Unless you’ve been pulling a Rip van Winkle in the woods for the past 20 years, you’ve probably heard of cloud computing by now. Many private sector companies have successfully integrated cloud services into their infrastructure; now government organizations are beginning to follow suit.
At Govloop’s Evolution of the Cloud event, Deputy CIO of the FCC John Skudlarek discussed how his organization is leading the way in the public sector adoption of cloud computing.
Growing up, Skudlarek didn’t have much of an interest in computers; however, his brother worked at Princeton’s computer center. Seeing the massive IBM 360/91 computer with all of its tape drives whirring through racks of equipment fascinated him. Connected by large physical terminals, this massive computer had to be stored under the school’s parking lot.
Technology has changed a lot since then. But according to Skudlarek, cloud computing as a phenomenon has been around for almost as long as computers themselves have.
“While it may seem revolutionary if I was Rip van Winkle…you can follow how these things have naturally progressed,” he said. Virtual machines, VPNs and other advances in digital technologies have allowed for more distributed computing. “At the end of the day…the commercial market and things like Google Docs have helped to drive the idea of cloud computing into people’s minds without them even knowing it,” he said.
At the FCC, cloud computing is helping the agency become more flexible, simultaneously modernizing applications and public services and reducing the cost of producing them. By integrating software, platform and infrastructure services with cloud technology, Skudlarek said, “We can do things faster, cheaper and better.”
To push their agency up to the next level with the cloud, the FCC’s CIO, Dr. David Bray, hired “new folks with new ideas” to reform the culture of the organization. Today, the agency is being recognized for its leadership in cloud computing.
The FCC is now implementing Microsoft Office 365, a cloud Software as a Service solution, to reduce its in-house computing footprint. The FCC has also implemented Platform as a Service cloud technology to improve its consumer help center with an updated complaint-filing system.

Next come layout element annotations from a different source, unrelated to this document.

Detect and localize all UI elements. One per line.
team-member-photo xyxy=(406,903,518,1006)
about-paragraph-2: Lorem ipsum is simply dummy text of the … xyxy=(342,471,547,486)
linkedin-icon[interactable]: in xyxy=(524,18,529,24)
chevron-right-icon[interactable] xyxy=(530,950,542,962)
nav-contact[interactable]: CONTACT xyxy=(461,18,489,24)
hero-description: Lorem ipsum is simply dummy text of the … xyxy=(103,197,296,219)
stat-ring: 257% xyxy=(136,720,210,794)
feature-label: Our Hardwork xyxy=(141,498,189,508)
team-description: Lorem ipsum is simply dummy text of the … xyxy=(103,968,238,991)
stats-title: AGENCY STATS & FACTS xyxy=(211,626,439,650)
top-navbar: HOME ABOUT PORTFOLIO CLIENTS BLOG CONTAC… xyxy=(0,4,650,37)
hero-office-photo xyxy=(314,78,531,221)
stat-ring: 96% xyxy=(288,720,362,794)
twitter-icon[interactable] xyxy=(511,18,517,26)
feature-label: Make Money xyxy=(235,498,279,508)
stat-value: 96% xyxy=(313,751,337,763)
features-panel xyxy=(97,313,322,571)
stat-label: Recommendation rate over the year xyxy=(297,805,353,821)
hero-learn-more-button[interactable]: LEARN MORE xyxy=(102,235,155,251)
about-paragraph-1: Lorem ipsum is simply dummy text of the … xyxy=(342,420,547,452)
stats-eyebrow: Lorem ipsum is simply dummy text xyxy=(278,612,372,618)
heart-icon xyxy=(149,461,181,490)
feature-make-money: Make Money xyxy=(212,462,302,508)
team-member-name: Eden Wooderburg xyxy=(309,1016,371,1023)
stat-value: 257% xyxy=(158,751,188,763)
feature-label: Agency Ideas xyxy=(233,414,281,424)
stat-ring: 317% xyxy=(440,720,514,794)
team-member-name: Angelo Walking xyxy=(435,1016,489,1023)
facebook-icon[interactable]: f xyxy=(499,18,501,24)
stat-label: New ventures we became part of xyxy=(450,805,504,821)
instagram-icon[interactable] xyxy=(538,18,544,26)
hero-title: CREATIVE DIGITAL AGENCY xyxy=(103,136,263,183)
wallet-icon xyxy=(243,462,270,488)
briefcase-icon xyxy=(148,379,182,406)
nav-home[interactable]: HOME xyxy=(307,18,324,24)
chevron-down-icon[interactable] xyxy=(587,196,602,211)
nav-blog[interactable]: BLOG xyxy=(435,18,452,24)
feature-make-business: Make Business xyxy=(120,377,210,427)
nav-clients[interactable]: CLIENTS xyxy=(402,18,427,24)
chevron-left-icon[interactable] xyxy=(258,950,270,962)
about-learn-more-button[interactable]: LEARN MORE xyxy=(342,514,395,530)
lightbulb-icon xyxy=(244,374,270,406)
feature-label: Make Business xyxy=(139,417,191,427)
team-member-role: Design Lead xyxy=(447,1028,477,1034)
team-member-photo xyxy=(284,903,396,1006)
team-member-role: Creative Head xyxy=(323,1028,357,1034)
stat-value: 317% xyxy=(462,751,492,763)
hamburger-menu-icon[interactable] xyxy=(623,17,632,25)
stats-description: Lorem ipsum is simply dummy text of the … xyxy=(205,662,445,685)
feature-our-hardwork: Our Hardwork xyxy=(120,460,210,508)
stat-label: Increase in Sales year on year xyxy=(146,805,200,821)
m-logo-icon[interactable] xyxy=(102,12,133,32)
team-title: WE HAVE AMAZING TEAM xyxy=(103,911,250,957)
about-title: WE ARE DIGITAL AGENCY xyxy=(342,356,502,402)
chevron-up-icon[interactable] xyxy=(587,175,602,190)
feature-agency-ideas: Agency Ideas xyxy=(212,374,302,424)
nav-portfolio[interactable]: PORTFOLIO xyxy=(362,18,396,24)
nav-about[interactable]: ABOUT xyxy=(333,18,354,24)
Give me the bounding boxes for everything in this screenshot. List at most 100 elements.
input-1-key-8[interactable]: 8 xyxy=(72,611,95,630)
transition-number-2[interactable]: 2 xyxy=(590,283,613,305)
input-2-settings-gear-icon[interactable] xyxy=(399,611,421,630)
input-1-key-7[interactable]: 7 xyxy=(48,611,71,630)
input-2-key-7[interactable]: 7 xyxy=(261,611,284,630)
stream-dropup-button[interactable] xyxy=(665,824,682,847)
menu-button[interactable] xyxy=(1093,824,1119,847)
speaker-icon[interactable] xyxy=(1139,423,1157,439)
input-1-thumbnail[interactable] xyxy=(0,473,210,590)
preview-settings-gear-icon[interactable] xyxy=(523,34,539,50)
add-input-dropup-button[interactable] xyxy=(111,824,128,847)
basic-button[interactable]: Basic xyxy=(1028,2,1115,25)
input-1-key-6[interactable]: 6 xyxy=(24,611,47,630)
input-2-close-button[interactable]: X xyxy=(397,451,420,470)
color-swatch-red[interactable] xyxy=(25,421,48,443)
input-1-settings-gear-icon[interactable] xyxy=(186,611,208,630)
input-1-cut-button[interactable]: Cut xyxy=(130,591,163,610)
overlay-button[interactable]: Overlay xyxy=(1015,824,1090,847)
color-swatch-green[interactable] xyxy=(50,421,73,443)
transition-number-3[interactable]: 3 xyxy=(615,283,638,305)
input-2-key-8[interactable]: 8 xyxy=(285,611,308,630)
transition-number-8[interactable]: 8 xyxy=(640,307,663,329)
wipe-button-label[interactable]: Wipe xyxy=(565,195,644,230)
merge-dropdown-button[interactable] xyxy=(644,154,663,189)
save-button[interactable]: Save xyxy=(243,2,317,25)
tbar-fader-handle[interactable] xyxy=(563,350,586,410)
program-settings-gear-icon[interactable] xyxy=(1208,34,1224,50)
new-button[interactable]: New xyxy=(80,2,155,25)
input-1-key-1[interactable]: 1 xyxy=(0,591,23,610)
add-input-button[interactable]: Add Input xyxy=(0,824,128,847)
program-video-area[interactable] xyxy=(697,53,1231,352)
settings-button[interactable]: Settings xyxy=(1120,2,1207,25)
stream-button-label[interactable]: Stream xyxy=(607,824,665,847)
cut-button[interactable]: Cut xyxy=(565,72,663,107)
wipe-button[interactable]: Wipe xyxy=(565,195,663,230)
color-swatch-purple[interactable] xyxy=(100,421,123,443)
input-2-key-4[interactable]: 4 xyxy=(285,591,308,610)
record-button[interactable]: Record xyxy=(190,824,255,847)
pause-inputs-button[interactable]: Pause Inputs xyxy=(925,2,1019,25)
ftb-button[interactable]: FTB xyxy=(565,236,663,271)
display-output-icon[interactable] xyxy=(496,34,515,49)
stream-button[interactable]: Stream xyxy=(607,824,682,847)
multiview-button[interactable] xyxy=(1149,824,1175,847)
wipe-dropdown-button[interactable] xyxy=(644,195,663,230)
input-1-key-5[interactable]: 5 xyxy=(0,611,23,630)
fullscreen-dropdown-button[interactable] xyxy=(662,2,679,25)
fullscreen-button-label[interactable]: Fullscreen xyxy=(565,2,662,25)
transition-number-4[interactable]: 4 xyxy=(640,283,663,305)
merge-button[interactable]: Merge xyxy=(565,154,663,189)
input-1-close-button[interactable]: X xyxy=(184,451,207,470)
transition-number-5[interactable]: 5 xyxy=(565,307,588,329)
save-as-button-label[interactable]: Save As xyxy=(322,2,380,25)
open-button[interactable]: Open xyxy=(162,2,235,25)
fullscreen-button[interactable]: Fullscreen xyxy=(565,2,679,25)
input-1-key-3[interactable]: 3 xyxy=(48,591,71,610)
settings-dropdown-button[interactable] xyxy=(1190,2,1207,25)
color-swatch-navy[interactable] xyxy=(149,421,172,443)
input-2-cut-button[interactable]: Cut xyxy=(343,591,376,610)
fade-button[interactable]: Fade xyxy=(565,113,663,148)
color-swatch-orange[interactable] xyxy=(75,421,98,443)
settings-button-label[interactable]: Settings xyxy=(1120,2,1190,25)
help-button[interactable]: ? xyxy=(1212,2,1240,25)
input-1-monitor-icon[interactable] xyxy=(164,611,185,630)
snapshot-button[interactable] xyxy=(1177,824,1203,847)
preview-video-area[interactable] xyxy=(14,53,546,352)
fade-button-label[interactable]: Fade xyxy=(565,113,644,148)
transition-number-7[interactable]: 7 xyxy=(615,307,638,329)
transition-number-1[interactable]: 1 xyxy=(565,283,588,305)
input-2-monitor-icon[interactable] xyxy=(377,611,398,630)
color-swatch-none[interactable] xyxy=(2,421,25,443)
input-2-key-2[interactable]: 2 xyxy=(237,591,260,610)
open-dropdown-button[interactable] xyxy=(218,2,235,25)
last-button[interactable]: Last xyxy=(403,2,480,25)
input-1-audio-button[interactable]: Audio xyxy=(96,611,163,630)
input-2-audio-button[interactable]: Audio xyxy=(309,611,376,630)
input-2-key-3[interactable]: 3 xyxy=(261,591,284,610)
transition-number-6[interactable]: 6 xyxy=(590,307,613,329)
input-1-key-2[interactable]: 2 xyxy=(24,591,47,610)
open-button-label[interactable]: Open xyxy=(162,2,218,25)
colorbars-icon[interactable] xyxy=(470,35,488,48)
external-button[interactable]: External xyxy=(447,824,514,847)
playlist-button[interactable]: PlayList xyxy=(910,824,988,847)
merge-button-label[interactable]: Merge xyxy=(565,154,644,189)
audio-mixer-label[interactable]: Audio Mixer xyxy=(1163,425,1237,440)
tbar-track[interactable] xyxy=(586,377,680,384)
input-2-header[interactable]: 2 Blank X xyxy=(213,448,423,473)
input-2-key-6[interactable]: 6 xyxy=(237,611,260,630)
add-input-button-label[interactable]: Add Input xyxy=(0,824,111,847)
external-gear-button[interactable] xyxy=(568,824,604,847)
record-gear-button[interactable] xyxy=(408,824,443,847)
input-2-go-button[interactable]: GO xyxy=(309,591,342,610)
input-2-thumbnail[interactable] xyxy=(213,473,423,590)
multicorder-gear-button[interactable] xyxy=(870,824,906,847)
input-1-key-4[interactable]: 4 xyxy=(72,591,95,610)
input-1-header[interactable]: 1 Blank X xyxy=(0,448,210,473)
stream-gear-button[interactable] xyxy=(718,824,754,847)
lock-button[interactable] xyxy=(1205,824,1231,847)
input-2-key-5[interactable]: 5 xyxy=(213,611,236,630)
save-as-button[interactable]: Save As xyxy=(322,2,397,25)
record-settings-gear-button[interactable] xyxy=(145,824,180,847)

Over the next year, the FCC plans to re-write even more applications, starting with Licensing. Currently, they have over 22 different licensing systems; Skudlarek plans to significantly reduce that number using cloud computing.
According to Skudlarek, innovation leadership has shifted. The government used to drive technological advancement in the marketplace. The public sector would develop new technology and vendors would build it to match the newly set standards. Today, the paradigm has flipped. The private sector now leads technological innovation, and the government adopts commercial products to a progressively greater extent. This is especially true for cloud adoption.
“There is an imperative to change,” Skudlarek said. Money is drying up and there is an accelerating “continuum” of technological innovation. According to Skudlarek, everyone should ask him or herself, “Where am I on that continuum?”
Government agencies cannot afford to “hunker down” and hope things will get better on their own. With a new organizational culture and approach to the cloud, he contended that the FCC is “leaning forward” on that continuum, and he hopes to partner with other public sector organization to help them do the same.
“The evolution of cloud computing builds on our past,” Skudlarek said. By capitalizing on the advantages cloud computing offers government agencies, he hopes to build a better future for the public sector.